Eventually, Jane said, “That was not quite an answer, I’m afraid.”

“For his own sake,” said Mrs. Beaumont, “perhaps he would be better off away from me.”

Jane gave her a nod. “I understand perfectly.”

Cassandra, however, did not, so Jane had to explain it to her.

The two left Mrs. Spotts’s home behind, left Mrs. Beaumont to her babe, and began walking to town.

Jane explained her scheme to Cassandra as they walked.

Cassandra listened without interrupting, only now and again breaking in to ask questions when she found she didn’t quite understand one thing or another.

They walked under the boughs of the trees, heavy with blossoms, and the air was warm, even though it had been quite cold enough for the fire the night before.

They walked and eventually Jane finished, and then she waited.

Cassandra nodded to herself, looking down at the ground, saying nothing.

“Well, let me have it,” said Jane. “Tell me how I should not meddle in such things and that we must rather tell the magistrate and that it is not my place and that I ought to mind my own business.”
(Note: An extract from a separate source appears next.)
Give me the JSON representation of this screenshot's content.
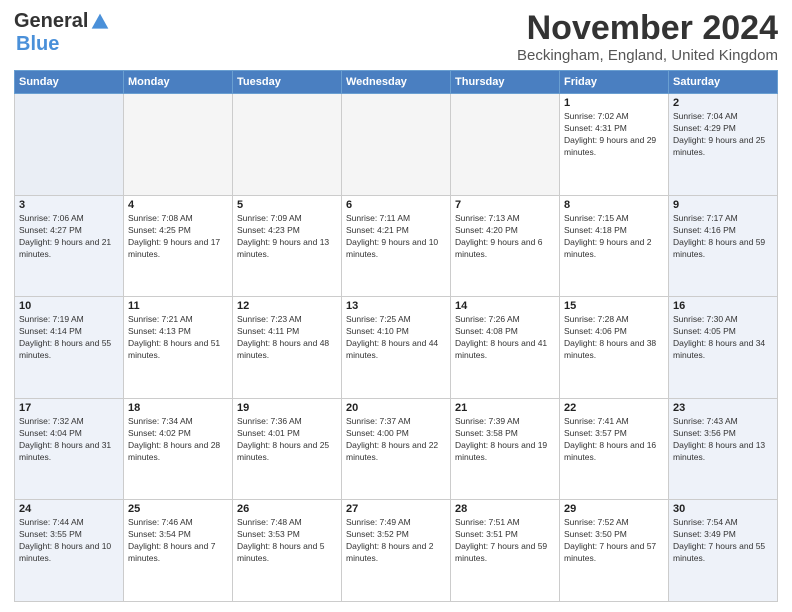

“No, no,” said Cassandra. “I think it’s clever, actually. Apt. And, well, a bit poetic.” She put her arm around her sister and gave her a brief squeeze. “If I didn’t know better, I should think you a popular novelist.”

Jane snorted.

“I WOULDN’T HAVEthought it of that valet,” Mr. Hardy was saying to Jane, “but I always did get a bit of a feeling from him, like something about him was off. I don’t know if you know what I’m talking about, if you ever get that kind of feeling from someone. Certain people, they like to take charge of others, you know.”

“Certain people?” said Jane with a laugh.

They were in the storage room at the tavern that also had a desk set up in it. Mr. Hardy stood in front of the desk, facing Jane as she spoke.